Photo de: Marc Fleury

"Peut-être qu'on n'en a pas besoin de plus au début, mais on finira par faire venir plus de monde. Si on a une chute, OK, il faut préparer la moto de secours, qui est à moitié construite à l'arrière, mais maintenant il [faudra] réparer la première moto et construire la deuxième. Je ne vois pas la moindre économie, je ne comprends pas."

Steiner estime même que l'on "vole" du spectacle au public présent sur place : "Je pense que l'on enlève du spectacle sans bonne raison. Personnellement, je ne vois pas d'économie. On m'a dit qu'il y avait une petite économie, un mécanicien par an, mais on enlève beaucoup de spectacle pour un gain minime. Je suis assez passionné sur cette question, parce que je ne comprends pas."

Marini et Acosta opposés à un changement

Günther Steiner n'est pas le seul à s'interroger sur cette mesure. Luca Marini est exactement sur la même ligne que son compatriote, jugeant l'effet négatif sur l'action en piste mais plus difficilement positif sur les finances des constructeurs.

"Je pense que c'est juste moins bon pour le spectacle", expliquait Marini lorsque Motorsport.com a révélé les discussions sur le sujet. "Une des meilleures choses, c'est de voir un pilote tomber en qualifications, courir, sauter sur l'autre moto et faire la pole position. Je pense que c'est très bien de voir ça, ça donne beaucoup d'adrénaline."

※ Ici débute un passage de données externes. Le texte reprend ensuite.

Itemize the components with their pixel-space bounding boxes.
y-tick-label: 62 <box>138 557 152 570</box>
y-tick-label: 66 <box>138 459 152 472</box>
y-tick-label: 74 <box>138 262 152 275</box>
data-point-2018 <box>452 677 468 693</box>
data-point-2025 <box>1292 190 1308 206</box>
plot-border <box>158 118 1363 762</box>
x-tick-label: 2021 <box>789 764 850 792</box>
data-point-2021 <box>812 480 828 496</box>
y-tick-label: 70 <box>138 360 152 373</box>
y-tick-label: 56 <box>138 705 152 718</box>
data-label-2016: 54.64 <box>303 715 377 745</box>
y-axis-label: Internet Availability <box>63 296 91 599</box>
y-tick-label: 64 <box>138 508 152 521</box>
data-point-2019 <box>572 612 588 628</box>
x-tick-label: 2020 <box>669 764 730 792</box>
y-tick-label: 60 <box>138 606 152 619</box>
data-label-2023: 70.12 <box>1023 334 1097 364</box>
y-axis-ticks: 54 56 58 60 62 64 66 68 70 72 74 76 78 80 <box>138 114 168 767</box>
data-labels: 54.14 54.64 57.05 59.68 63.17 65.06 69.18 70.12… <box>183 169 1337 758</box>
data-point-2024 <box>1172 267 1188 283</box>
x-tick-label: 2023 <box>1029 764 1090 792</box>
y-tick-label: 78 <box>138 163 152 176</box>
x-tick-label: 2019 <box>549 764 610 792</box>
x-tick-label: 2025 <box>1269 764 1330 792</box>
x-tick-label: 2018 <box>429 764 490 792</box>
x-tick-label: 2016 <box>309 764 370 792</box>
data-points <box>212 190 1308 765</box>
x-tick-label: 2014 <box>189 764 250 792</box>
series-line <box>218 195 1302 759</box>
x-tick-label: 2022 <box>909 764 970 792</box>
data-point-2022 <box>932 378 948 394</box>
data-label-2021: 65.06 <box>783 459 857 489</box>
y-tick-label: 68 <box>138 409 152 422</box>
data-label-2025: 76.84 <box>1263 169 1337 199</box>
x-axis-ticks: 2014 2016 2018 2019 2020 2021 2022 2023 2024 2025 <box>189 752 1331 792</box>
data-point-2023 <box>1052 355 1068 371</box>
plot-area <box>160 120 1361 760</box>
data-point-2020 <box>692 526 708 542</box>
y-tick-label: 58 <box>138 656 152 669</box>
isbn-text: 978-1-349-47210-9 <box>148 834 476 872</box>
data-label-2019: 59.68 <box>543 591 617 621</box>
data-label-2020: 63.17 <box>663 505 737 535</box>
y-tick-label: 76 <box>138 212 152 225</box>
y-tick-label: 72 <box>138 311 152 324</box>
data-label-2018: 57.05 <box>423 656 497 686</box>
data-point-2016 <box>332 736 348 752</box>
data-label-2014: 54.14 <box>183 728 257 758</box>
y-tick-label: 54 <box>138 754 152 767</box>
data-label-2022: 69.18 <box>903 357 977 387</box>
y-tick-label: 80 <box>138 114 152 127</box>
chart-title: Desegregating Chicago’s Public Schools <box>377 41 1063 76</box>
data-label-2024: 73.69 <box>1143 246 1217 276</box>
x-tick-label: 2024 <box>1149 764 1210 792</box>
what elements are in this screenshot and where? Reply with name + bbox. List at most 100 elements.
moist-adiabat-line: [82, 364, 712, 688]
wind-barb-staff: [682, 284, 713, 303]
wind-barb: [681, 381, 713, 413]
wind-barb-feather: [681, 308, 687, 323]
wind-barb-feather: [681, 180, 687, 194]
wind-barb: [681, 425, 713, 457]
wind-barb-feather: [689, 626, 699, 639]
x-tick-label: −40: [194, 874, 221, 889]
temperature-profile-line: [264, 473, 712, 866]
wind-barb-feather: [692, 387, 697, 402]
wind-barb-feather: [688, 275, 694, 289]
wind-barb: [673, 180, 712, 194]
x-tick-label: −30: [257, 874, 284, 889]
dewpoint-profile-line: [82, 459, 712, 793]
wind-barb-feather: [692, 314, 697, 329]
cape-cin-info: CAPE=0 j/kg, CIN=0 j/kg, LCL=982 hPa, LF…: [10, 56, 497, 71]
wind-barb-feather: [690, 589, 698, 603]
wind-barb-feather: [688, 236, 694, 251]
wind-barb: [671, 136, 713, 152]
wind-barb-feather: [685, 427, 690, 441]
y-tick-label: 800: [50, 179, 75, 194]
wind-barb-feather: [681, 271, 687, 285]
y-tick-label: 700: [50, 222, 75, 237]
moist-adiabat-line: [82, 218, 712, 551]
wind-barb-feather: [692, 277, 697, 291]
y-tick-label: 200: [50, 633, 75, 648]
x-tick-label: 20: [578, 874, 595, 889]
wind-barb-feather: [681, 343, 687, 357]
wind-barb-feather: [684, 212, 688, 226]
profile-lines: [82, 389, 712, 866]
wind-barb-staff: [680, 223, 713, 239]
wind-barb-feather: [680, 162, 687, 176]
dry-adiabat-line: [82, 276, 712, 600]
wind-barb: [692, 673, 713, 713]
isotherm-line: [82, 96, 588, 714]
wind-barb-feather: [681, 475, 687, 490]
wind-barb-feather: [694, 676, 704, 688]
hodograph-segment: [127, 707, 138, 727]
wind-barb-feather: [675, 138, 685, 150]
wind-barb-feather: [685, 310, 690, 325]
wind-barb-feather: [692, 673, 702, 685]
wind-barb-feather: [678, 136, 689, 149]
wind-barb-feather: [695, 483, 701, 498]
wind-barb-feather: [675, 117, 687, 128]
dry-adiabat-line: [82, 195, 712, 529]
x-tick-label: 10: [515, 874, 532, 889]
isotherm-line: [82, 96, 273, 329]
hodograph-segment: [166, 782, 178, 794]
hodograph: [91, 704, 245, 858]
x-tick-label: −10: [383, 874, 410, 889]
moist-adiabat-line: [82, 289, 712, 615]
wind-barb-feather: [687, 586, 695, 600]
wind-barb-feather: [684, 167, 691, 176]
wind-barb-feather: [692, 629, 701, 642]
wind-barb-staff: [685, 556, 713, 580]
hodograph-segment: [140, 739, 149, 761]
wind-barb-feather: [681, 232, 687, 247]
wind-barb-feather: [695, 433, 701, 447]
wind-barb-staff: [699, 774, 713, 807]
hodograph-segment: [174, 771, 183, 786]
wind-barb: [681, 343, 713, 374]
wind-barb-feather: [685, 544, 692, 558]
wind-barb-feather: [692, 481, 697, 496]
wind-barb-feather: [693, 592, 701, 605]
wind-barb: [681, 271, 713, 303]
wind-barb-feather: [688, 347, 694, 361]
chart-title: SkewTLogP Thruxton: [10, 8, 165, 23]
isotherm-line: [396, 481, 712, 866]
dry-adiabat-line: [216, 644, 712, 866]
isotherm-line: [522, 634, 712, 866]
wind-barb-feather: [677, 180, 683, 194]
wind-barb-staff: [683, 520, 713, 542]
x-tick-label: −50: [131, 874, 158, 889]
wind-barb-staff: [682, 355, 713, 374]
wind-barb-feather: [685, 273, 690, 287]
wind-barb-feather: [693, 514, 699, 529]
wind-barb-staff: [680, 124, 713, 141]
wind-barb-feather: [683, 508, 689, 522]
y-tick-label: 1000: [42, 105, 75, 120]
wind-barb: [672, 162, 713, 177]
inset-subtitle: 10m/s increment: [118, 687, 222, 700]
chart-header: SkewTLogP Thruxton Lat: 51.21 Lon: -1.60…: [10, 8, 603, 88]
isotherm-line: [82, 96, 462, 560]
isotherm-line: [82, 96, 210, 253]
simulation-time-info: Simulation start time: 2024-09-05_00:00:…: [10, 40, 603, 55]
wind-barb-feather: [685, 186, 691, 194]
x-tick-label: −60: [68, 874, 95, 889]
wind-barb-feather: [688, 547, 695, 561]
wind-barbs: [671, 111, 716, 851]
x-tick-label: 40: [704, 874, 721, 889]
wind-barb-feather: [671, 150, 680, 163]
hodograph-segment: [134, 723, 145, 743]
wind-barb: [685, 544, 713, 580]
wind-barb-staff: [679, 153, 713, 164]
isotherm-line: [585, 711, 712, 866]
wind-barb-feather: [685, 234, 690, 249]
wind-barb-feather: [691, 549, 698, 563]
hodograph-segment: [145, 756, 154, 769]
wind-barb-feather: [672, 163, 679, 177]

Pedro Acosta est tout aussi opposé. "C'est une très mauvaise idée", a résumé l'Espagnol, qui y voit surtout le risque de gâcher un week-end à la moindre erreur : "Je comprends que le championnat et les constructeurs veulent réduire les coûts, mais le problème, c'est que si tu tombes au warm-up, tu ne cours plus. Si tu chutes en Essais, tu ne te qualifies pas. Et en EL1, tomber est très facile."

"Aujourd'hui, si tu chutes parce que tu n'utilises pas le bon pneu et que tu détruis la moto en EL1, tu ne participes même pas aux Essais."

Pedro Acosta veut garder deux motos dans son garage.

Pedro Acosta veut garder deux motos dans son garage.

Photo de: Andreas Solaro / AFP via Getty Images

En F1, la disparition du mulet a eu peu d'effets sur le roulage mais la chute est fréquente en MotoGP et Marini ne pense pas que les pilotes se montreraient plus prudents pour ne pas risquer d'endommager leur moto. "C'est comme en Moto2 et en Moto3 : on attaque tout le temps et si on fait une erreur, on tombe", a résumé le pilote Honda.

Et comme Steiner, Marini ne croit pas qu'avoir une moto de moins permettra de réduire les effectifs : "Je n'en suis pas certain. Si on a moins de temps, il faudra travailler plus vite et on aura peut-être autant de mécaniciens. Pour un constructeur, je ne pense pas qu'un mécanicien fasse une différence dans tout le budget. Je pense que le passage du moteur 1000cc au 850cc est un concept beaucoup plus coûteux. Mais c'est déjà fait."

"Si c'est une question de coûts, je pense que ça ne changera rien parce que si on ne montre qu'une seule moto dans le garage, il y en aura une autre prête malgré tout, en cas de problème", a-t-il souligné.